Las protagonizan dos cubanos residentes en España. Son absolutamente reales, aunque omita los nombres de sus protagonistas.

La primera llegó aquí hace poco más de un mes gracias a la llamada Ley de nietos, que le permitió obtener la ciudadanía española y viajar a España, donde piensa pasar largas temporadas, aunque no radicarse de manera definitiva. Quiere vivir a caballo entre La Habana y Barcelona, como quien tiene dos novias en países distantes.

Precisamente hablando de cuestiones relativas a su instalación aquí, le pregunté cómo le iba con la documentación.

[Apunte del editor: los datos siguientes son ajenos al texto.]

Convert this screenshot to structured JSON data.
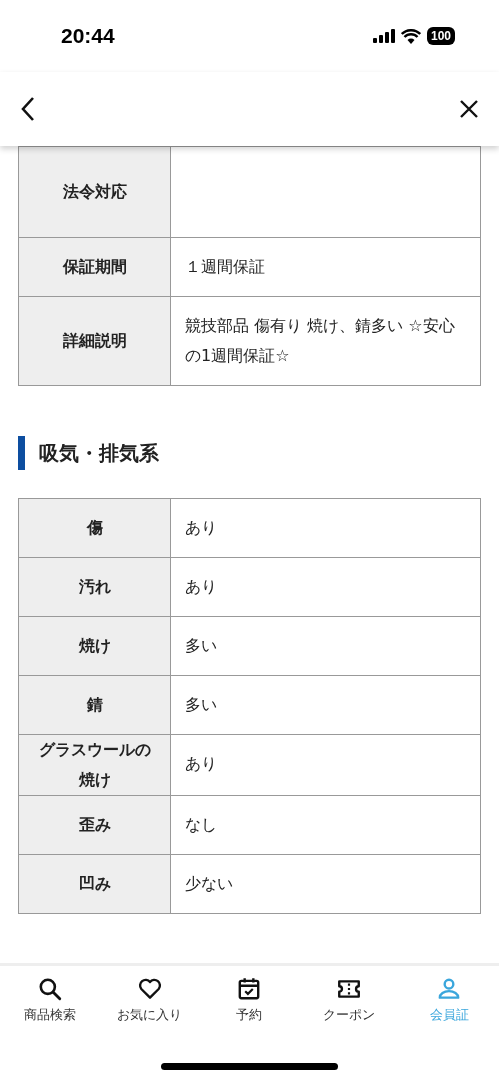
{
  "status_bar": {
    "time": "20:44",
    "battery": "100"
  },
  "spec_table": {
    "rows": [
      {
        "label": "法令対応"
      },
      {
        "label": "保証期間",
        "value": "１週間保証"
      },
      {
        "label": "詳細説明",
        "value": "競技部品 傷有り 焼け、錆多い ☆安心の1週間保証☆"
      }
    ]
  },
  "section": {
    "title": "吸気・排気系",
    "rows": [
      {
        "label": "傷",
        "value": "あり"
      },
      {
        "label": "汚れ",
        "value": "あり"
      },
      {
        "label": "焼け",
        "value": "多い"
      },
      {
        "label": "錆",
        "value": "多い"
      },
      {
        "label": "グラスウールの焼け",
        "value": "あり"
      },
      {
        "label": "歪み",
        "value": "なし"
      },
      {
        "label": "凹み",
        "value": "少ない"
      }
    ]
  },
  "tab_bar": [
    {
      "label": "商品検索",
      "selected": false
    },
    {
      "label": "お気に入り",
      "selected": false
    },
    {
      "label": "予約",
      "selected": false
    },
    {
      "label": "クーポン",
      "selected": false
    },
    {
      "label": "会員証",
      "selected": true
    }
  ]
}
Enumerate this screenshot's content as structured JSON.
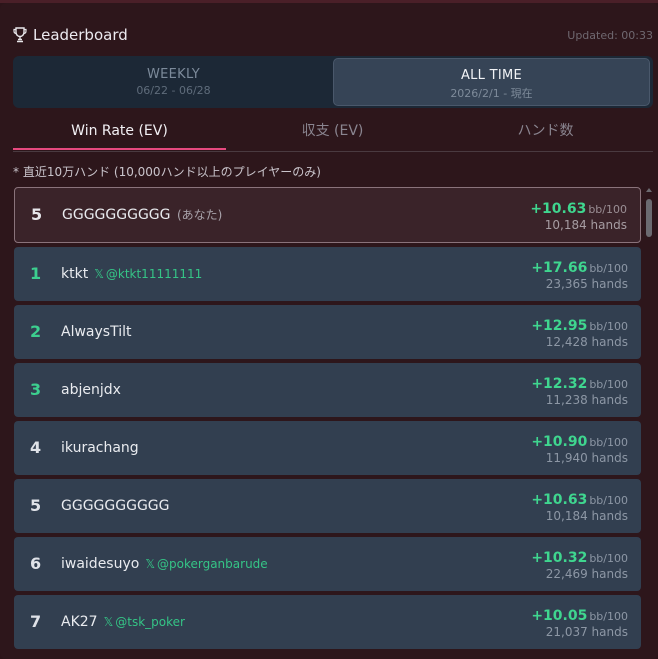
{
  "header": {
    "icon": "trophy-icon",
    "title": "Leaderboard",
    "updated": "Updated: 00:33"
  },
  "period": {
    "weekly": {
      "label": "WEEKLY",
      "range": "06/22 - 06/28"
    },
    "alltime": {
      "label": "ALL TIME",
      "range": "2026/2/1 - 現在",
      "selected": true
    }
  },
  "tabs": [
    {
      "label": "Win Rate (EV)",
      "active": true
    },
    {
      "label": "収支 (EV)"
    },
    {
      "label": "ハンド数"
    }
  ],
  "note": "* 直近10万ハンド (10,000ハンド以上のプレイヤーのみ)",
  "unit": "bb/100",
  "me": {
    "rank": "5",
    "name": "GGGGGGGGGG",
    "tag": "(あなた)",
    "rate": "+10.63",
    "hands": "10,184 hands"
  },
  "rows": [
    {
      "rank": "1",
      "name": "ktkt",
      "x_handle": "@ktkt11111111",
      "rate": "+17.66",
      "hands": "23,365 hands"
    },
    {
      "rank": "2",
      "name": "AlwaysTilt",
      "x_handle": "",
      "rate": "+12.95",
      "hands": "12,428 hands"
    },
    {
      "rank": "3",
      "name": "abjenjdx",
      "x_handle": "",
      "rate": "+12.32",
      "hands": "11,238 hands"
    },
    {
      "rank": "4",
      "name": "ikurachang",
      "x_handle": "",
      "rate": "+10.90",
      "hands": "11,940 hands"
    },
    {
      "rank": "5",
      "name": "GGGGGGGGGG",
      "x_handle": "",
      "rate": "+10.63",
      "hands": "10,184 hands"
    },
    {
      "rank": "6",
      "name": "iwaidesuyo",
      "x_handle": "@pokerganbarude",
      "rate": "+10.32",
      "hands": "22,469 hands"
    },
    {
      "rank": "7",
      "name": "AK27",
      "x_handle": "@tsk_poker",
      "rate": "+10.05",
      "hands": "21,037 hands"
    }
  ],
  "colors": {
    "accent": "#e6497f",
    "positive": "#3fd68f",
    "x_handle": "#35c486"
  }
}
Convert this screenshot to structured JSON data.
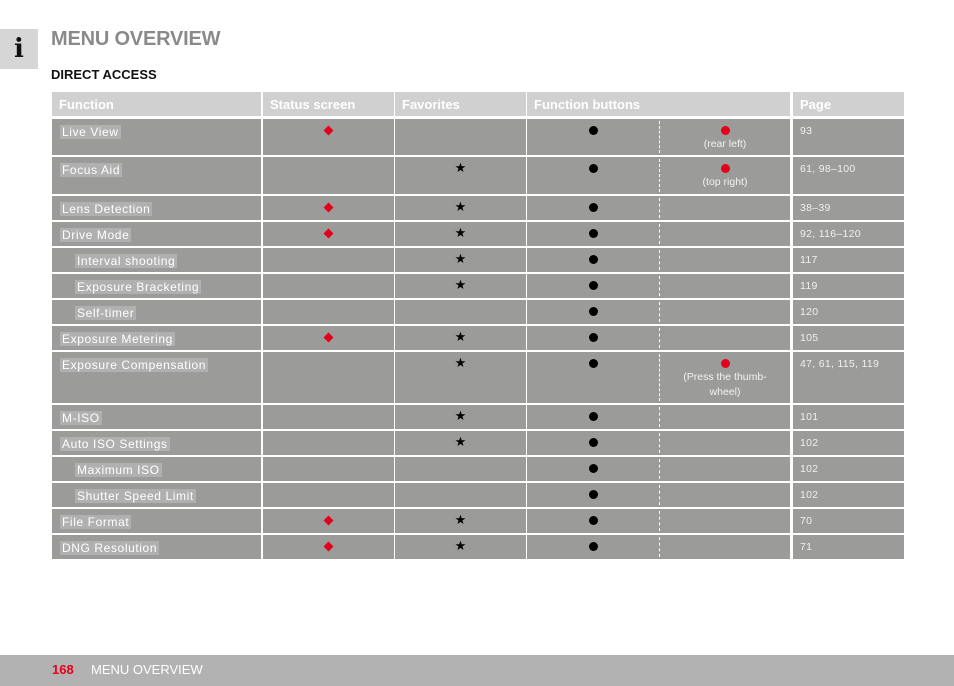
{
  "page": {
    "info_icon": "info-icon",
    "title": "MENU OVERVIEW",
    "section_title": "DIRECT ACCESS"
  },
  "table": {
    "headers": {
      "function": "Function",
      "status_screen": "Status screen",
      "favorites": "Favorites",
      "function_buttons": "Function buttons",
      "page": "Page"
    },
    "legend_icons": {
      "status_screen": "red-diamond-icon",
      "favorites": "star-icon",
      "function_buttons_general": "black-dot-icon",
      "function_buttons_dedicated": "red-dot-icon"
    },
    "colors": {
      "accent_red": "#e3001b",
      "cell_gray": "#9b9b9a",
      "header_gray": "#d0d0d0"
    },
    "rows": [
      {
        "function": "Live View",
        "indent": false,
        "status_screen": true,
        "favorites": false,
        "function_buttons": true,
        "dedicated_button": true,
        "dedicated_note": "(rear left)",
        "page": "93"
      },
      {
        "function": "Focus Aid",
        "indent": false,
        "status_screen": false,
        "favorites": true,
        "function_buttons": true,
        "dedicated_button": true,
        "dedicated_note": "(top right)",
        "page": "61, 98–100"
      },
      {
        "function": "Lens Detection",
        "indent": false,
        "status_screen": true,
        "favorites": true,
        "function_buttons": true,
        "dedicated_button": false,
        "dedicated_note": "",
        "page": "38–39"
      },
      {
        "function": "Drive Mode",
        "indent": false,
        "status_screen": true,
        "favorites": true,
        "function_buttons": true,
        "dedicated_button": false,
        "dedicated_note": "",
        "page": "92, 116–120"
      },
      {
        "function": "Interval shooting",
        "indent": true,
        "status_screen": false,
        "favorites": true,
        "function_buttons": true,
        "dedicated_button": false,
        "dedicated_note": "",
        "page": "117"
      },
      {
        "function": "Exposure Bracketing",
        "indent": true,
        "status_screen": false,
        "favorites": true,
        "function_buttons": true,
        "dedicated_button": false,
        "dedicated_note": "",
        "page": "119"
      },
      {
        "function": "Self-timer",
        "indent": true,
        "status_screen": false,
        "favorites": false,
        "function_buttons": true,
        "dedicated_button": false,
        "dedicated_note": "",
        "page": "120"
      },
      {
        "function": "Exposure Metering",
        "indent": false,
        "status_screen": true,
        "favorites": true,
        "function_buttons": true,
        "dedicated_button": false,
        "dedicated_note": "",
        "page": "105"
      },
      {
        "function": "Exposure Compensation",
        "indent": false,
        "status_screen": false,
        "favorites": true,
        "function_buttons": true,
        "dedicated_button": true,
        "dedicated_note": "(Press the thumb-wheel)",
        "page": "47, 61, 115, 119"
      },
      {
        "function": "M-ISO",
        "indent": false,
        "status_screen": false,
        "favorites": true,
        "function_buttons": true,
        "dedicated_button": false,
        "dedicated_note": "",
        "page": "101"
      },
      {
        "function": "Auto ISO Settings",
        "indent": false,
        "status_screen": false,
        "favorites": true,
        "function_buttons": true,
        "dedicated_button": false,
        "dedicated_note": "",
        "page": "102"
      },
      {
        "function": "Maximum ISO",
        "indent": true,
        "status_screen": false,
        "favorites": false,
        "function_buttons": true,
        "dedicated_button": false,
        "dedicated_note": "",
        "page": "102"
      },
      {
        "function": "Shutter Speed Limit",
        "indent": true,
        "status_screen": false,
        "favorites": false,
        "function_buttons": true,
        "dedicated_button": false,
        "dedicated_note": "",
        "page": "102"
      },
      {
        "function": "File Format",
        "indent": false,
        "status_screen": true,
        "favorites": true,
        "function_buttons": true,
        "dedicated_button": false,
        "dedicated_note": "",
        "page": "70"
      },
      {
        "function": "DNG Resolution",
        "indent": false,
        "status_screen": true,
        "favorites": true,
        "function_buttons": true,
        "dedicated_button": false,
        "dedicated_note": "",
        "page": "71"
      }
    ]
  },
  "footer": {
    "page_number": "168",
    "section": "MENU OVERVIEW"
  }
}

“No he podido hacer nada”, me dijo, “porque si me saco el DNI (documento nacional de identidad) me pueden citar para las elecciones y yo no voy a perder un domingo en esa bobería”, me dijo.

El segundo es cubano que lleva aquí algún tiempo. Salió el tema de las elecciones, le pregunté si ya había decidido su voto: “¿Pa’ qué voy a votar, Ferrer, si aquí todos los políticos son unos ladrones? Nunca voy a votar, porque la política es una mierda”.

Ambos, sea dicho, son buenas personas. Gente inteligente –la primera es incluso autora de un par de libros notables en su especialidad- que abandonó la isla de los hermanos Castro y puede participar de la vida política de un país democrático, siquiera mediante el gesto tan elemental de depositar el voto en la urna para favorecer al partido que más se aviene con su ideología.

Pero rehúsan. A una le parece que la democracia es un trámite engorroso que te puede joder un domingo; el otro cree que vive en la cueva de Alí Babá.

De pronto pensé que después de tanto pedir elecciones democráticas para Cuba nos podríamos encontrar un día con que irán a votar cuatro gatos y la abuela. Y que las urnas, como los pasteles de Sylvain, sólo convocarán el asedio de las moscas.

Ay, mamá, parece que la isla de corcho no dejará de hacernos reír jamás.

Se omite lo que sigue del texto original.